问题
I finally ran into the annoying issue described here: https://eigen.tuxfamily.org/dox/group__TopicStlContainers.html
I have a structure containing several Eigen fixed-size matrices, and i want to store several instances of my structure in a std::vector. So obviously 'These issues arise only with fixed-size vectorizable Eigen types and structures having such Eigen objects as member.' applies. However, it is only described how to solve the issue with vectors directly collecting Eigen Objects, not with structures containing Eigen instances.
Currently my problem looks like this:
struct MyStruct{
EIGEN_MAKE_ALIGNED_OPERATOR_NEW //Don't know if this applies here
Eigen::Matrix<double, 4, 4> A;
// several more instances and stuff here
MyStruct ( ...) // constructor taking several arguments, but only running an initilization list for some members
// no destructor defined / implemented !
// no methods!
}
//
MyStruct instanceStruct( .. constructing .. );
instanceStruct.A = someAssigment() ;
// this type of 'instancing' before i push it into the vector is necessary ...

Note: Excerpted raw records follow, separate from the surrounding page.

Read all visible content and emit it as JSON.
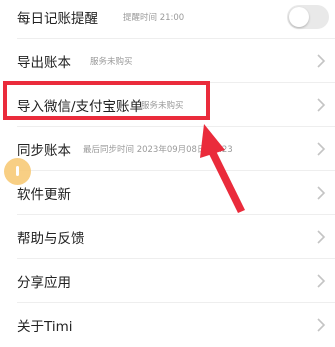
{
  "settings": {
    "items": [
      {
        "title": "每日记账提醒",
        "sub": "提醒时间 21:00"
      },
      {
        "title": "导出账本",
        "sub": "服务未购买"
      },
      {
        "title": "导入微信/支付宝账单",
        "sub": "服务未购买"
      },
      {
        "title": "同步账本",
        "sub": "最后同步时间 2023年09月08日 21:23"
      },
      {
        "title": "软件更新",
        "sub": ""
      },
      {
        "title": "帮助与反馈",
        "sub": ""
      },
      {
        "title": "分享应用",
        "sub": ""
      },
      {
        "title": "关于Timi",
        "sub": ""
      }
    ],
    "reminder_toggle_on": false
  },
  "annotation": {
    "box_color": "#ea2b3b",
    "arrow_color": "#ea2b3b",
    "highlighted_item": "导入微信/支付宝账单"
  },
  "icons": {
    "chevron": "chevron-right-icon",
    "floating": "floating-assistant-icon"
  }
}
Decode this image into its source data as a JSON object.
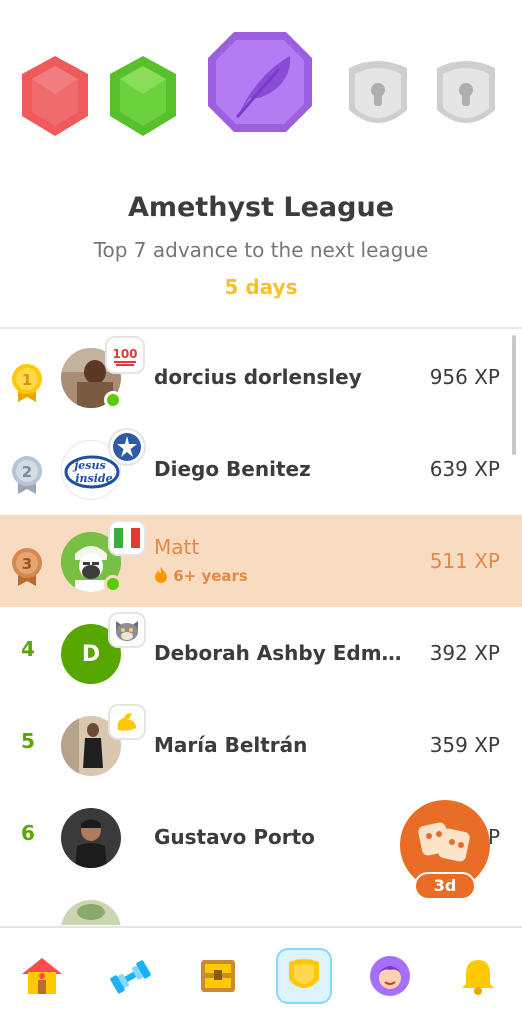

std::vector<MyStruct> myVector;
myVector.push_back( std::move( instanceStruct ) ); // gdb tells me that here we run into a SIGSEGV
What causes the problem? Thank you!
回答1:
From C++17 on
The default allocator used by standard containers is required to respect alignment, and so are variables of any storage duration (*). Therefore, your code should work out-of-the-box in this case, because Eigen do specify alignment where needed.
(*) there are caveats though:
an implementation may still throw bad_alloc or refuse to compile definitions where an unsupported alignment is requested. But, as far as I know, it cannot fail silently, nor result in undefined behavior.
user defined allocators are allowed to silently ignore over-aligned types. Moreover, beware that pre-C++17 libraries may make assumptions internally, circumventing the aforementioned guarantees. In general, you should always check for over-aligned type support for any facility allocating types (possibly internally).
From C++11 on
The only(*) thing you should worry about are variables of dynamic storage duration obtained either via new or the default allocator (see P0035r4 for more details).
Now, Eigen fixes both by providing EIGEN_MAKE_ALIGNED_OPERATOR_NEW and Eigen::aligned_allocator:
struct MyStruct{
EIGEN_MAKE_ALIGNED_OPERATOR_NEW // this will make new MyStruct to work
//...
// this will make vector (or any other allocator-aware container) to work
std::vector<MyStruct,Eigen::aligned_allocator<MyStruct> >
note that, contrary to what the official doc says, you can use any aligned allocator in C++11, so there's no need to #include<Eigen/StdVector>
(you must include it if compiling in pre-C++11 mode though, or if your compiler does not fully support c++11 alignment semantics).
Alternatively, you can disable vectorization (see Eigen macro doc to see how) or allocate vectorizable matrices only via new:
struct MyStructImpl{
EIGEN_MAKE_ALIGNED_OPERATOR_NEW
// vectorizable matrices ...
};
struct MyStruct
{
MyStructImpl* aligned_data_; // possibly a unique_ptr<MyStructImpl>
// copy-move-assign accordingly ...
// non-vectorizable matrices and other data ...
};
std::vector<MyStruct> v; // ok !
this will cost you an heap allocation and less memory locality, but will make cheaper to move MyStruct around. So, it may turn out faster or slower, depending on your use case.